Estoy tratando de taladrar la pared para fijar varios cortineros y después de 20 agujeros inservibles, una caída de la escalera, dos ampollas y un orgullo lacerado, finalmente logro la hazaña. La presumo en la siguiente reunión con familiares y ¿qué obtengo como comentario?: “¡Pero si es muy fácil poner cortineros, sólo tienes que medir el largo de tus cortinas, restarle 20 cm. de cada lado, colocar marcas (tendría que volver a pintar la pared para borrar todas las marcas que hice), comprar taquetes expansivos, usar…!”

Si pudiera votar, pediría que se prohibiera el uso de la frase “¡Es muy fácil!” ¿Acaso no nos damos cuenta que hay cosas que se nos facilitan porque no estamos en la condición de la otra persona? O quizá nos damos cuenta, pero deseamos enfatizar nuestro conocimiento o habilidad superior por sobre los demás.

En mi caso, no soy hábil en plomería, ni en mecánica automotriz (mi esposa diría que esta lista es más larga, pero el artículo lo estoy escribiendo yo y basta con estos dos ejemplos para establecer el punto, ¿ok?) y eso me hace blanco de las personas capaces de conectar y desconectar tuberías, o de quienes afinan sus propios autos. Siempre habrá alguien que me dirá: “¡Es muy fácil, sólo tienes que…!”

Ahora, ¿cuál es el punto? Definitivamente no es el de quejarme por todas esas personas, sino de entender que siempre existirán. El Libro de Job menciona a tres de esas personas. Cuando Job se lamentó de su desgracia, aparecieron tres interlocutores (que no estaban sintiendo lo que Job estaba sintiendo) que lo amonestaron. Job no reaccionó a ninguno de los tres, sino hasta que el propio Dios lo amonestó.

Lo que dice la Biblia:
La soberbia del hombre le acarrea humillación, pero al humilde de espíritu lo sustenta la honra. (Proverbios 29:23)

Si estamos en la posición de quien contesta, hagamos un esfuerzo por refrenar nuestras expresiones de superioridad.

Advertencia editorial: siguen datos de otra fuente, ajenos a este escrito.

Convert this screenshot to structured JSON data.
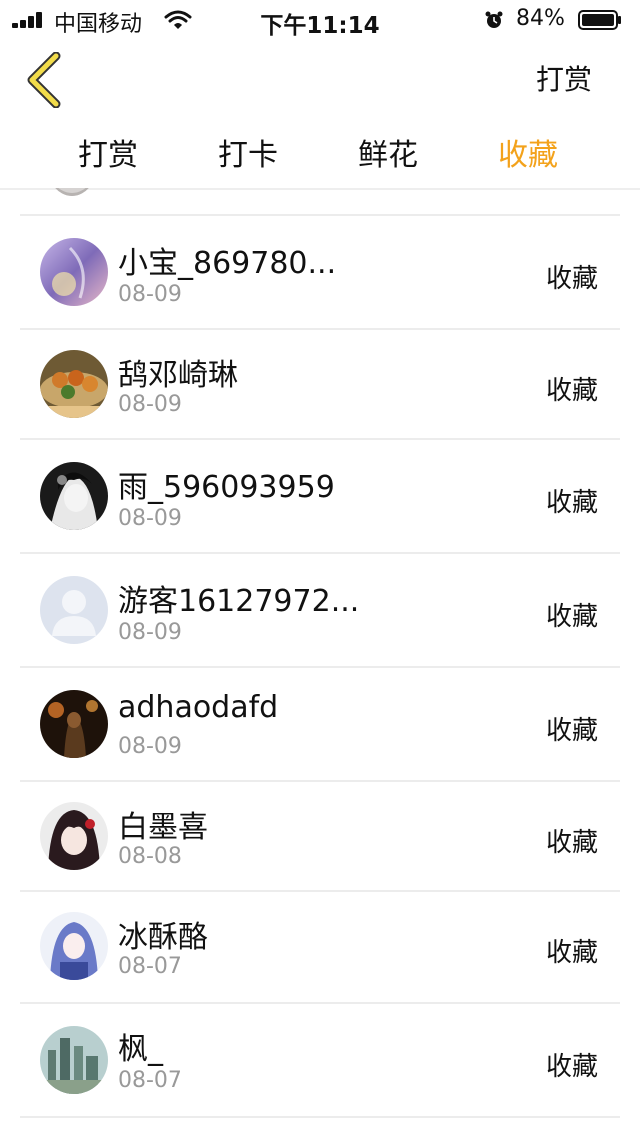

Si nos preguntaron es por que necesitan ayuda útil e información concreta, no una lista de nuestras capacidades y logros en la vida.

Si estamos en la posición de quien pregunta, traguémonos nuestro orgullo y aceptemos el consejo, a pesar de que venga precedido por una fuerte dosis de soberbia de la otra parte. La necedad sólo nos lleva a problemas mayores. Así que la próxima vez que tenga problemas con algo, pregunte a los expertos (y pregunte a más de uno, porque siempre existirán los pseudo-expertos que confunden más que aclarar).

Después de todo, escapar de la soberbia… “¡Es muy fácil…, sólo tiene que ser humilde!”